The Real Reasons Tron: Ares Crashed at the Box Office
After years of hype, Disney’s Tron: Ares short-circuits on launch, opening to just $33.5 million domestic and $27 million overseas—$60.5 million worldwide—an anemic start for the futuristic sequel led by Jared Leto.
Disney brought Tron back to the big screen with the kind of glossy trailers and heavy marketing that usually scream 'event movie.' The result? Not so much. Tron: Ares stumbled out of the gate with $33.5M in the US and $27M overseas for a $60.5M worldwide opening against a production budget around $180M. For a high-tech sequel meant to reignite the franchise, that is... not great.
This is the third film in the series and the first since 2010. Directed by Joachim Rønning, it stars Jared Leto as Ares alongside Greta Lee (Eve Kim), Evan Peters, Jodie Turner-Smith, Hasan Minhaj, Arturo Castro (Seth Flores), and Gillian Anderson. It runs 1h 59m, opened on October 10, 2025, and critics are split so far — 57% on Rotten Tomatoes.
What went sideways
- Reviews that did not help: A 57% on Rotten Tomatoes is the definition of a shrug, and for a series that does not have a Marvel- or Star Wars-level safety net, that matters. Casual moviegoers look at the score, and if the early chatter is mixed, they stay home. Without strong word-of-mouth, you lose social buzz, repeat viewings, and momentum.
- The Jared Leto factor: He is an Oscar winner, but not a reliable box office draw. Recent titles like Morbius and House of Gucci underperformed, and even Blade Runner 2049 did not translate his presence into big crowds. Add years of headlines about unusual 'method' antics and accusations of inappropriate conduct he has denied, and you get a polarizing lead at the center of a franchise that needed goodwill, not debates.

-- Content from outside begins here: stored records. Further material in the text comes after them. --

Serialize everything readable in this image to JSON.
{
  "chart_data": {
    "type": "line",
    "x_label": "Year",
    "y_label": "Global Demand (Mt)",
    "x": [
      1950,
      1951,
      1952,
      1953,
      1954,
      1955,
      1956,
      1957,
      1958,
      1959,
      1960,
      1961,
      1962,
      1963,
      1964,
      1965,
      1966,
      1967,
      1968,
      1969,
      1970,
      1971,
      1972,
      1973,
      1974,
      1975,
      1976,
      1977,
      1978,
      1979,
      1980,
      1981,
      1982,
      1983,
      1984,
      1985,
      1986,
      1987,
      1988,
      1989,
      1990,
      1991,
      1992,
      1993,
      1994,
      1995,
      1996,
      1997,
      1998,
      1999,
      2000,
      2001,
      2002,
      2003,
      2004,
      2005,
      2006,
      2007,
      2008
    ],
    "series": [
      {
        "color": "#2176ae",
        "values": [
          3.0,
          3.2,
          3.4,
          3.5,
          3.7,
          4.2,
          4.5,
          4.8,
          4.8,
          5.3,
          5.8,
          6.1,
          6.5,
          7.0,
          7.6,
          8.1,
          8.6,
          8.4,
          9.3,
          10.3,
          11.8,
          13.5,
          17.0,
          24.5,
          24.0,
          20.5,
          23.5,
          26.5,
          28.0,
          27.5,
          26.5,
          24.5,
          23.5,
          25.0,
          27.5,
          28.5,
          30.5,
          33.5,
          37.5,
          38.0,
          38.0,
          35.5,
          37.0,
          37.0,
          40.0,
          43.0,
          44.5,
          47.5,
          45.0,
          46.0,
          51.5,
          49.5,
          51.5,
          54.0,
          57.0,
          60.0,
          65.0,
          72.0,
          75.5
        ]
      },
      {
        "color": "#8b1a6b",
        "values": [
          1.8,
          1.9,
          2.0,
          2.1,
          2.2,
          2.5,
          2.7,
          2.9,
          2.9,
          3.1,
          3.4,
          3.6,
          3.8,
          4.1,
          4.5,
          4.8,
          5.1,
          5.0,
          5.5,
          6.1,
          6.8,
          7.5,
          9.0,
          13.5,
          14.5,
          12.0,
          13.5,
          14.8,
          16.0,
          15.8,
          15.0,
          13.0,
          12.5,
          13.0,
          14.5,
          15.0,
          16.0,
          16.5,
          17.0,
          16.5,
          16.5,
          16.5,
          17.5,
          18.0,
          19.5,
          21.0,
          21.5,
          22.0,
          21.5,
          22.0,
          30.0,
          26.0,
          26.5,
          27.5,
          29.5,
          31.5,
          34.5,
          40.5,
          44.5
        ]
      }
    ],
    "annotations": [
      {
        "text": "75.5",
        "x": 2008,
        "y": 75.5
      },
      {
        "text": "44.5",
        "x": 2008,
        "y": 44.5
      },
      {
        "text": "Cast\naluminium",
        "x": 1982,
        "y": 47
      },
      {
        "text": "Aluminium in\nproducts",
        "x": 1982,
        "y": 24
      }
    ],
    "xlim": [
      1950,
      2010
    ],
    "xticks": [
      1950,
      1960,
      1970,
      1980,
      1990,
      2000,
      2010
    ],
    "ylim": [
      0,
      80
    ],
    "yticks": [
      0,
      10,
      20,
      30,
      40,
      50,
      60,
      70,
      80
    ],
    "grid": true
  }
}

- A 15-year layoff: Tron: Legacy hit in 2010; Ares shows up in 2025. Legacy itself arrived 28 years after the 1982 original. That is a long time to expect people to hold a torch. The nostalgia bet did not pay off: many Legacy-era fans moved on, and younger audiences have no built-in attachment. The openings tell the story — Ares at $33.5M domestic versus Legacy's $44M.
- Thin, not fervent, fandom: The 1982 film is a cult classic for tech heads and gamers, but the brand never broke wide. Legacy delivered killer visuals and a memorable soundtrack, but it did not build a deeply committed fanbase that stuck around for a decade-plus. Meanwhile, newer sci-fi tentpoles like Avatar and Dune have been soaking up attention. Tron just did not feel essential.
- Messaging muddle: reboot vs sequel: Disney pitched Ares as a fresh start rather than a straight continuation of Legacy. That confused both camps. Longtime fans expected to see Sam Flynn (Garrett Hedlund) and Quorra (Olivia Wilde) pick up where things left off. They did not. Years back, Disney had a direct Legacy follow-up brewing with director Joseph Kosinski and the returning cast, but it was scrapped after Tomorrowland underperformed in 2015. Fast-forward, and Ares arrives with a new direction and faces, and the 'reboot' framing alienated the die-hards without fully onboarding newcomers.
If Tron: Ares legs out, it will need excellent holds and strong international play to climb that $180M hill, and the early signs are not exactly glowing. The movie is in theaters worldwide now — if you saw it, did the Grid spark for you or did the power flicker out?